Isaac shuts off his mind and focuses on Miles. He doesn’t know how to respond. Miles doesn’t seem too bent about his ordeal. He speaks like he’s reciting facts from a book, like he’s summarizing someone else’s life story.
“Last year they found her floating in the river. Just another dead junkie. The Carters didn’t tell me that,” says Miles. “My daddy did. And Jackson don’t like him. One time he came down here and Jackson snatched him out of his Cadillac and beat the shit out of him. My daddy threatened to come back and kill Jackson, but he let it slide. He still comes around from time to time—catches me out at Garfield Park, gives me a few dollars. But like I said, Jackson don’t like him, so you gotta keep that secret, okay?”
Isaac wonders why Miles isn’t living with his dad if his dad is around. Wonders where Frank is. Wonders if he’s still alive. First Joey then Nelly. Too much death.
Isaac agrees to keep Miles’ secret with a nod.
“The Carters are cool, Bro,” Miles keeps on. “Jackson don’t play, though. Disrespect that man and he’ll put you on your ass. Mae’s like Claire Huxtable—but this ain’t the Cosby Show. She can be as sweet as she wanna be, but when Jackson hits that bottle the walls start shaking around here. Trust me—you see Jackson drinking Hennessey and Coke, keep your distance.”
“Okay,” says Isaac.
“Hey, Bro, you feel like going up to Garfield? You wanna hoop?”
“Sure.” Isaac stuffs the last of his clothes into the dresser and picks up the ball. He stands there looking at Miles like he needs permission to leave the room. Miles leads him down the stairs.
“Hey,” Mae says, “you guys are leaving?” She ‘s aproned and oven-mitted.

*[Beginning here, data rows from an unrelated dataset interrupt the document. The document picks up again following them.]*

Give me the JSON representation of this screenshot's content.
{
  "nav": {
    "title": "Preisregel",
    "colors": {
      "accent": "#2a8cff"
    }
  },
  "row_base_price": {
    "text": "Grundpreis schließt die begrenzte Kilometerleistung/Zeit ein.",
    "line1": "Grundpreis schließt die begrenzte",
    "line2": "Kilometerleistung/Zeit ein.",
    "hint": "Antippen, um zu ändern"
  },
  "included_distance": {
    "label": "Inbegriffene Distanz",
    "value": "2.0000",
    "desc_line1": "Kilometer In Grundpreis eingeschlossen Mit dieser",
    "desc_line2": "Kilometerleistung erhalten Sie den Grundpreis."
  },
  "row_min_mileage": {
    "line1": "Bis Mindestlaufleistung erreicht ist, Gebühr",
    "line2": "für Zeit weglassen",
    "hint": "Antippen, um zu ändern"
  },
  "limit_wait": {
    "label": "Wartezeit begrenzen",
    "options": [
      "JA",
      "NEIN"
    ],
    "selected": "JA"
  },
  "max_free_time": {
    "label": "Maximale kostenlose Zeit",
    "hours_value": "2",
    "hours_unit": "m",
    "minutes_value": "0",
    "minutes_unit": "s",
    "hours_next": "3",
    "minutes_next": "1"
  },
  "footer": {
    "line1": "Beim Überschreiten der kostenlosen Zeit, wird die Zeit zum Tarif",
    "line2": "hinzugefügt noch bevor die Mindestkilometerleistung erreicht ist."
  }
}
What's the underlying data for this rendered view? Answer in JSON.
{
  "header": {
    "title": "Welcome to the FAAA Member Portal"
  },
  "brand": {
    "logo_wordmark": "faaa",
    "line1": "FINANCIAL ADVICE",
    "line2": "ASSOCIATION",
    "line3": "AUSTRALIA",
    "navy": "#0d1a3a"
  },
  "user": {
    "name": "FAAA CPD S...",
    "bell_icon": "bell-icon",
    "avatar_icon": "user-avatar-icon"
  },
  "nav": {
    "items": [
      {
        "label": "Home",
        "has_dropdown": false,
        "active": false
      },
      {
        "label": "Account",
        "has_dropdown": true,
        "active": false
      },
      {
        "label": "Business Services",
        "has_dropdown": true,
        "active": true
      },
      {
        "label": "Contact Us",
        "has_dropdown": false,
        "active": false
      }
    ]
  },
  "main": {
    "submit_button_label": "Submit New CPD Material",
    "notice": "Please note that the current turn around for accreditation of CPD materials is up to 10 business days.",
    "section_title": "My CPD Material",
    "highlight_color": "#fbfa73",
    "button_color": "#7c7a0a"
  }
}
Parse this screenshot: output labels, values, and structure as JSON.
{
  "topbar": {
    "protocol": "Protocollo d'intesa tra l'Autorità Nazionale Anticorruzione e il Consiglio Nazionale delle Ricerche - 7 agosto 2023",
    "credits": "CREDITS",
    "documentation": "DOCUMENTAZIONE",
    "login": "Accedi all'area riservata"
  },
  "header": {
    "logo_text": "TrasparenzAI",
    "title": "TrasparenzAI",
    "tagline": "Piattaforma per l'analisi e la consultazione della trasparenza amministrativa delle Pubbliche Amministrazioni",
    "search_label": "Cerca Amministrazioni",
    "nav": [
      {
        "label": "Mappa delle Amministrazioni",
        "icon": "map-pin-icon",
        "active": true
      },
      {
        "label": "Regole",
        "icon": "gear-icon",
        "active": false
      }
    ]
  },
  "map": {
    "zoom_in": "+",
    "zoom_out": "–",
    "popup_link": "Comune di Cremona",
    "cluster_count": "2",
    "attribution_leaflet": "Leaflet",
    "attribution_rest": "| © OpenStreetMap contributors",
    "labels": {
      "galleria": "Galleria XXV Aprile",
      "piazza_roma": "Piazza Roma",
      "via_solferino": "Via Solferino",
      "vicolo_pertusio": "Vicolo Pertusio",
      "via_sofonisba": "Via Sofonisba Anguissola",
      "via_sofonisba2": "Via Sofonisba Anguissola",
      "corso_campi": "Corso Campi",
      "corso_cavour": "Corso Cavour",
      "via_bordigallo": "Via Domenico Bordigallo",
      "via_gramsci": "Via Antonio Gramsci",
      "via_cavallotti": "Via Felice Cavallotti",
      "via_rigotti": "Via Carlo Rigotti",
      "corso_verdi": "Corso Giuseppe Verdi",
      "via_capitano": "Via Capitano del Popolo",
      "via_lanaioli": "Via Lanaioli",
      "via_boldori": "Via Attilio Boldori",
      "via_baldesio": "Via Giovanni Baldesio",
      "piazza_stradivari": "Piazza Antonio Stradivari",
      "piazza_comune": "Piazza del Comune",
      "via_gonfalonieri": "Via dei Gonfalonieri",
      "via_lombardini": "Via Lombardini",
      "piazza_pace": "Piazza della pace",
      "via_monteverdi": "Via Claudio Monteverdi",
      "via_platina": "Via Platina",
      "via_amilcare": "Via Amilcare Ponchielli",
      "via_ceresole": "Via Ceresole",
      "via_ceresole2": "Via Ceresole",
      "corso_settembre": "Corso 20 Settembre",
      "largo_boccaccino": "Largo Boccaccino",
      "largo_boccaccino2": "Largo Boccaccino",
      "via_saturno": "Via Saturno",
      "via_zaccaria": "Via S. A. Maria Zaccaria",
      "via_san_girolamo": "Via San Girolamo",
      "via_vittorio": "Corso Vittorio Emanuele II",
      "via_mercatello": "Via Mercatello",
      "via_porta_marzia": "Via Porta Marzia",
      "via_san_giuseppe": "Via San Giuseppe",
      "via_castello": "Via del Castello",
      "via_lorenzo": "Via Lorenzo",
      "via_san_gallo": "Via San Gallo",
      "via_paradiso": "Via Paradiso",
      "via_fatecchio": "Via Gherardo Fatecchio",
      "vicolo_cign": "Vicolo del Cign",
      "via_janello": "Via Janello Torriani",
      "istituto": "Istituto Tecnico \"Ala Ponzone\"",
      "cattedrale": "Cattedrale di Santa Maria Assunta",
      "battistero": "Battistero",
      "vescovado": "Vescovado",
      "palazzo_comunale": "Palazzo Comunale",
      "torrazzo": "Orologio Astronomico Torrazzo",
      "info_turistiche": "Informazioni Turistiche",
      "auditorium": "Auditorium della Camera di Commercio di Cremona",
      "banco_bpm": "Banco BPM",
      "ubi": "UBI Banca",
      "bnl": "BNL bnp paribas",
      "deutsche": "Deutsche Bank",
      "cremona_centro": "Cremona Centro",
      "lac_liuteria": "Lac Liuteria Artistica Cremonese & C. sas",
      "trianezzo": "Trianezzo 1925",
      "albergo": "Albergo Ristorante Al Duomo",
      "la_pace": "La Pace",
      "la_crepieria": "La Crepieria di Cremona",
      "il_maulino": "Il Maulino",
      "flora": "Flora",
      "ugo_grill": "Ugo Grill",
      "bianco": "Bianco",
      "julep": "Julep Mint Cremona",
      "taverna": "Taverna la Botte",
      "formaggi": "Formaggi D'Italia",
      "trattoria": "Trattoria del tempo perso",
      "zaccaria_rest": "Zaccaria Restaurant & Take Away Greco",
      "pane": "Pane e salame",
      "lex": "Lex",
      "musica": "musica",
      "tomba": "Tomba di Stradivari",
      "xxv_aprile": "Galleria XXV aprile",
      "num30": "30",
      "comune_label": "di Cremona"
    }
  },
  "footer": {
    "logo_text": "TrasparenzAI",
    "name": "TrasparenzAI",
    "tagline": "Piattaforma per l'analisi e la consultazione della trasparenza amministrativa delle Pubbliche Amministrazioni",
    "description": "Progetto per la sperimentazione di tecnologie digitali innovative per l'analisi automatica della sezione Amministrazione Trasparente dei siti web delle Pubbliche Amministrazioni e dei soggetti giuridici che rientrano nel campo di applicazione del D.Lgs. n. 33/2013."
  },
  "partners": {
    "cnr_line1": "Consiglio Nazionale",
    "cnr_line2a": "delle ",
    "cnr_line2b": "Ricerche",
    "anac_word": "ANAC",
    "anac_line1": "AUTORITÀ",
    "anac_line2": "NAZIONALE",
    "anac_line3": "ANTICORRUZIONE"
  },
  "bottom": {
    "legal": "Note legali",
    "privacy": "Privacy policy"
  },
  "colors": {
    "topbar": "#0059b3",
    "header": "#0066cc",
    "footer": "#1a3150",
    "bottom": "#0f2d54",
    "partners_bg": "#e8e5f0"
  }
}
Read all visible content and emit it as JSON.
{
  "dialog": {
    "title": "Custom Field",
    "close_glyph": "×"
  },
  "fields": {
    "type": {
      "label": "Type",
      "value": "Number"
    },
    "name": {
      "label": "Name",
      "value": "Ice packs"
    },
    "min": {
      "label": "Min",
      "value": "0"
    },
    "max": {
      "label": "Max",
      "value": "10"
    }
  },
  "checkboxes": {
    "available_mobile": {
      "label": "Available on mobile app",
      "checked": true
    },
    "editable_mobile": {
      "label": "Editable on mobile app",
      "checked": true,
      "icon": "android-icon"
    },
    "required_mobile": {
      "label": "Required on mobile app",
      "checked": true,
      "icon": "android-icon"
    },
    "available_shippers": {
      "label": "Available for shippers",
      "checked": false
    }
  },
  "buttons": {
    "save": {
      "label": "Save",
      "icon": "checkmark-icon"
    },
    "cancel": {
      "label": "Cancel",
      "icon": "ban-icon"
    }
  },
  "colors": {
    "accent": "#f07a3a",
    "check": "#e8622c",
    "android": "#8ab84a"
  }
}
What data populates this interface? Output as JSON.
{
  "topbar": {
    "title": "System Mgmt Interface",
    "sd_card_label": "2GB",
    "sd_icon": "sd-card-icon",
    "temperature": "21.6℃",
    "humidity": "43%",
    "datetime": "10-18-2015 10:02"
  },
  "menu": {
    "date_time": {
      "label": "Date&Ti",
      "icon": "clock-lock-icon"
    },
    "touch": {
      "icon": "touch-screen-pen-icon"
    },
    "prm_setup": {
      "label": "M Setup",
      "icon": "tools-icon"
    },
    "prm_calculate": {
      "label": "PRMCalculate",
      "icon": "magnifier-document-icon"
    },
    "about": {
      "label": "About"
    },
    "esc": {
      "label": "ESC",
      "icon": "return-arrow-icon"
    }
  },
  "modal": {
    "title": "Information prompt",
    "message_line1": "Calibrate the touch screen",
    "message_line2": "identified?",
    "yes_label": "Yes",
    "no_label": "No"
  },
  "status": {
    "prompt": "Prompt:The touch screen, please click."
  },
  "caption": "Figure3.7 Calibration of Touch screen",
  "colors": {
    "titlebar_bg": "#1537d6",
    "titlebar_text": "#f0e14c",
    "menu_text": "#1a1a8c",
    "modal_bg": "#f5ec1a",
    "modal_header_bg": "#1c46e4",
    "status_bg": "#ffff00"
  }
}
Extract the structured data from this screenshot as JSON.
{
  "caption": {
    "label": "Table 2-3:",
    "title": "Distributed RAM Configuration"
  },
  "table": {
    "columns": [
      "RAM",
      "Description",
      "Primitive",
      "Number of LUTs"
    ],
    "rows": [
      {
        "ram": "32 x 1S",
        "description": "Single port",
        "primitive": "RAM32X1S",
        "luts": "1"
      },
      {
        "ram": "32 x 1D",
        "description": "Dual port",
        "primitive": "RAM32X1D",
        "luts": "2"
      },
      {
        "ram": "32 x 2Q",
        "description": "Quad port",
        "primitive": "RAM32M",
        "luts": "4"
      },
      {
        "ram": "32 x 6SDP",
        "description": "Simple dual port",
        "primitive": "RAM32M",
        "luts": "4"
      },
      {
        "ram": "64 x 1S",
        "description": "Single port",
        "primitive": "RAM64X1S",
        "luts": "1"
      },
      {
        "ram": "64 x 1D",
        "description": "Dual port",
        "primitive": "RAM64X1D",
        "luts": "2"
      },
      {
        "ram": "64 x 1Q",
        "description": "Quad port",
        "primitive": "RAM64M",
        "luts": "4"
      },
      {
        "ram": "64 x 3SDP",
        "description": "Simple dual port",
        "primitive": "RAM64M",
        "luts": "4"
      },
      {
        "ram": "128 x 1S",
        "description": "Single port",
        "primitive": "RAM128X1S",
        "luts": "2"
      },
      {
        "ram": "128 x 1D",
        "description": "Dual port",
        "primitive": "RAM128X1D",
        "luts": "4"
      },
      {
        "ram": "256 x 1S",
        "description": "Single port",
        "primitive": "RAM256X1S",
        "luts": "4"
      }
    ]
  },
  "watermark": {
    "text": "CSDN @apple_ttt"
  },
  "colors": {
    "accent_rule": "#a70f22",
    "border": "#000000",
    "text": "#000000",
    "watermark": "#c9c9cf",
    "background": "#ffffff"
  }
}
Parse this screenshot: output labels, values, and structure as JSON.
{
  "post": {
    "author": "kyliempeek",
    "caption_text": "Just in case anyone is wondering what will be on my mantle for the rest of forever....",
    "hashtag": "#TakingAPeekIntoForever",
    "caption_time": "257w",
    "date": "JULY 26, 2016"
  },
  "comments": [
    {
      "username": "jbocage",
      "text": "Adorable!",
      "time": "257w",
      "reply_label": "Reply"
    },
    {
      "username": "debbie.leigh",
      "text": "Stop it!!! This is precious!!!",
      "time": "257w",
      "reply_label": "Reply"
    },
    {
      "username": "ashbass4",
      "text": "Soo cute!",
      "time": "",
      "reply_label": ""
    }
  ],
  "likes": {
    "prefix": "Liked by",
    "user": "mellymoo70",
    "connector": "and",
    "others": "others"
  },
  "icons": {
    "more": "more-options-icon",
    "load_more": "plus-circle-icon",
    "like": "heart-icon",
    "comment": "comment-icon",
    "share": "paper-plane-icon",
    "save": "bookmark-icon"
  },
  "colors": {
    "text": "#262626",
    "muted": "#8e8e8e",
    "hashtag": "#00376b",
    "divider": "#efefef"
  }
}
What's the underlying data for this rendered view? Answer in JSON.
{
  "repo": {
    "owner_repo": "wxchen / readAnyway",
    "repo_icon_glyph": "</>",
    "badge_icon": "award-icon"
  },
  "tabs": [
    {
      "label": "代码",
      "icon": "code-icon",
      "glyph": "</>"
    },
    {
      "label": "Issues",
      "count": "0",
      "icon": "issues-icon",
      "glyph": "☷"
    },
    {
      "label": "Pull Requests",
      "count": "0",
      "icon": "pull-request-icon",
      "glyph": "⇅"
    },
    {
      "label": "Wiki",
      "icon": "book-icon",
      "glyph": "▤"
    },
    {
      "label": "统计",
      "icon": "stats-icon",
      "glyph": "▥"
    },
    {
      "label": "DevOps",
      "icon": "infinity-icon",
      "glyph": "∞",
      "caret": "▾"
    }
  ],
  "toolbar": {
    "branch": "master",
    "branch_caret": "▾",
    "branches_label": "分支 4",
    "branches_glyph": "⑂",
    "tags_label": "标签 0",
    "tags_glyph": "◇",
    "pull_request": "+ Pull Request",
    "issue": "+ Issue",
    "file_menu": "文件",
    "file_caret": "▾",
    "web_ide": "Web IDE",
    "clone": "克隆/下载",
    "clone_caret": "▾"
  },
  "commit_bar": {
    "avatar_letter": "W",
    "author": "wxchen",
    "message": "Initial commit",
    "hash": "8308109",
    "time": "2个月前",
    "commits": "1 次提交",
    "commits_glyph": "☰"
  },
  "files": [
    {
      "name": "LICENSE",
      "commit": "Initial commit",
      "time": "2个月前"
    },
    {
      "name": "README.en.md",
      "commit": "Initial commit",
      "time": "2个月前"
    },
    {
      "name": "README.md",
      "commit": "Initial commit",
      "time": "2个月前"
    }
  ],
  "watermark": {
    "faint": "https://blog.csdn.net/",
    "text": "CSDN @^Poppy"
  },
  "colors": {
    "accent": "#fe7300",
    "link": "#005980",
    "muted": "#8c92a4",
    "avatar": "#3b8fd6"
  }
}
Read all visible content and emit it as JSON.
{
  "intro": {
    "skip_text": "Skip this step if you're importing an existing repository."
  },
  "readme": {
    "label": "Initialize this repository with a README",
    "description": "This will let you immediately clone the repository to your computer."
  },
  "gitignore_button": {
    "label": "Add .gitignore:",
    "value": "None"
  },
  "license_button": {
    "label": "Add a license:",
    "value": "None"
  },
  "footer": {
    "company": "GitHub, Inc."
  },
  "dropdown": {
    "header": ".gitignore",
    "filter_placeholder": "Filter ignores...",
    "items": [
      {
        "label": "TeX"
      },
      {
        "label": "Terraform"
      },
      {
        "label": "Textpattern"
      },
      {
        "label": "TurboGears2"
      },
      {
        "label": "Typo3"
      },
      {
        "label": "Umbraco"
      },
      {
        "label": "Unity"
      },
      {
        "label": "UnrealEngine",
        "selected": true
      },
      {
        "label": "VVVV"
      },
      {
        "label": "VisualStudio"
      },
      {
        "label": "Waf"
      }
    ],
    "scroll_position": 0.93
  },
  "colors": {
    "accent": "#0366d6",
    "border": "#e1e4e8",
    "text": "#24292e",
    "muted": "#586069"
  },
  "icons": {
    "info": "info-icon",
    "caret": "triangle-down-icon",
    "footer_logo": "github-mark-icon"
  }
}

Smiling and motherly. Miles was right: Mae Carter is a sit-com mom. Not like Isaac’s mother was, with her forced smile and worried eyes, waiting until she thought Isaac was asleep and then slithering out of the house and into the night, past Joey Cane’s and down the street to who-knows-where.
“Park,” says Miles.
“Dinner’s at six.” Mae’s smile is real and it’s weird feeling wanted. Like they bought him from a store. From Goodwill. Like the Carters walked through the aisles of the second-hand mart and saw something with potential. Like Isaac was a thing they could bring home and polish, tinker with, see what they could come up with.